Here's what you do...go buy a cheap watch with an alarm. Set the alarm for 5 or 6 am. If you have any cheap dorm beds, like I did in the dorms, open up the metal tubing and hid the watch in your buddies bed, in the tubing somewhere.i am me said:lol
i was thinkin of posting a personal ad on craigslist or somethin of my friend. what do u guys think
That is sort of lame and will probably piss of your friend in not a good way.i am me said:lol
i was thinkin of posting a personal ad on craigslist or somethin of my friend. what do u guys think
Hmm..not bad, but better yet. Put fly tape on the toilet seats. Maybe some poor bastard will get his ass stuck.Commando said:Saran wrap the toilet seats.

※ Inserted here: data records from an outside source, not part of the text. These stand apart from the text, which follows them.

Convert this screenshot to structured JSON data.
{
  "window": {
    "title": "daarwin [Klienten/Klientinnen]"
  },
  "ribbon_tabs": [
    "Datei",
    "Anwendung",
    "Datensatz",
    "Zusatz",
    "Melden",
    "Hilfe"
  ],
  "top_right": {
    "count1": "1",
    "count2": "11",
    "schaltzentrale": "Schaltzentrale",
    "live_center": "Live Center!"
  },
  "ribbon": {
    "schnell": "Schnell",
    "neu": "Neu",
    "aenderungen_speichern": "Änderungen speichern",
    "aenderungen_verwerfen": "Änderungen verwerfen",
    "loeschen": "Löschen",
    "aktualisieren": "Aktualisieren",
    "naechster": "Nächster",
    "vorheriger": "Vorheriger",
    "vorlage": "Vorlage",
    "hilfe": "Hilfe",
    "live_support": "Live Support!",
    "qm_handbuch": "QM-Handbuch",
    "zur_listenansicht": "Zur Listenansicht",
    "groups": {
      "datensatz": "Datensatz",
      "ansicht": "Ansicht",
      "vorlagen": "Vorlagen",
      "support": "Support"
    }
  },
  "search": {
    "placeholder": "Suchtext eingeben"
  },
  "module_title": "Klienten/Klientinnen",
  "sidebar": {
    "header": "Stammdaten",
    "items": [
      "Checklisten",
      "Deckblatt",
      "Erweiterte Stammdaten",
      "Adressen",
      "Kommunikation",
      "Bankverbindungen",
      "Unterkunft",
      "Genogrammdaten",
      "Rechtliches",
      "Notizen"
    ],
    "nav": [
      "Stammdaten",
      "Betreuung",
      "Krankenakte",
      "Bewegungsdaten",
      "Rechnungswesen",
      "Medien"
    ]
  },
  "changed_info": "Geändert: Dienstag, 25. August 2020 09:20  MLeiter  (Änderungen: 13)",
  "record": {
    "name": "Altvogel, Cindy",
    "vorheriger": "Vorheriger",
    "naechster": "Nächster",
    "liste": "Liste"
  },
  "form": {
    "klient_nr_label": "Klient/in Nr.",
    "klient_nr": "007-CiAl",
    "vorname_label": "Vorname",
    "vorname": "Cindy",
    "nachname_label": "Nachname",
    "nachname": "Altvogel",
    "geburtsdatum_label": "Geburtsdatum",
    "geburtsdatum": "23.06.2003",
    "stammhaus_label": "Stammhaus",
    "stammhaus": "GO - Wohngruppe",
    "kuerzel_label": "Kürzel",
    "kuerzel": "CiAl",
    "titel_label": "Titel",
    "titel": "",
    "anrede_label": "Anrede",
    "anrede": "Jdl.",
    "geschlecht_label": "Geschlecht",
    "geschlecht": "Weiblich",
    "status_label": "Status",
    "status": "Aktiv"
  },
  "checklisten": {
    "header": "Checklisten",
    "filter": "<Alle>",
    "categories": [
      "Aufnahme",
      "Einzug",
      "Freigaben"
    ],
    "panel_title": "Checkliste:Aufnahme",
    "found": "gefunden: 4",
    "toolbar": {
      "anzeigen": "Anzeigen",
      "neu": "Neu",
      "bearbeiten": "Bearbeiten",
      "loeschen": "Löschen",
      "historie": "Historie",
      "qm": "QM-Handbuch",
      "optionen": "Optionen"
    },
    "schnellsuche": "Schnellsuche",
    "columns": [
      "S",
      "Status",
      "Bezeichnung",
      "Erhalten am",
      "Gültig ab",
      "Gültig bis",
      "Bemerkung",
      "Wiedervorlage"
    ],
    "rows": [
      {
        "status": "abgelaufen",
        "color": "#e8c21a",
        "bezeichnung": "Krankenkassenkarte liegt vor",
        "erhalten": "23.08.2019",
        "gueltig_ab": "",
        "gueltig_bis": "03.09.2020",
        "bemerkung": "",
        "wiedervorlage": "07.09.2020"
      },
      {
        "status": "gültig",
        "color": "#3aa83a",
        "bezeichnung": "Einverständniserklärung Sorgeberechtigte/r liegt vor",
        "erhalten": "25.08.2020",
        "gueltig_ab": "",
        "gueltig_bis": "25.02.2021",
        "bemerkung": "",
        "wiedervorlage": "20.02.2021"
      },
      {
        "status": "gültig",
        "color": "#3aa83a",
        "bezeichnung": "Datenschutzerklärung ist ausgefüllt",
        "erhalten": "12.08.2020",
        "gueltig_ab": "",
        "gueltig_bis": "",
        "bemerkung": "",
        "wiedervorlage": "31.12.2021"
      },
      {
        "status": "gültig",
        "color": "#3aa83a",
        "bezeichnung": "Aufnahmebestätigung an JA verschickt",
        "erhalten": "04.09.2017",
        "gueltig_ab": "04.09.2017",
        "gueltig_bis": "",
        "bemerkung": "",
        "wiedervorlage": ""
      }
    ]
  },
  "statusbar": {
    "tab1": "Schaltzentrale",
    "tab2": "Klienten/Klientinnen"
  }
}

If you currently have too many women chasing you, calling you, harassing you, knocking on your door at 2 o'clock in the morning... then I have the simple solution for you.
Just read my free ebook 22 Rules for Massive Success With Women and do the opposite of what I recommend.
This will quickly drive all women away from you.
And you will be able to relax and to live your life in peace and quiet.
We did this with tunafish when a guy was gone on vacation, but by the time he got back it dried up and didn't stink much anymore.g g g unit said:if you really want to get someone bad but a fish behind the radiator and wait a few days.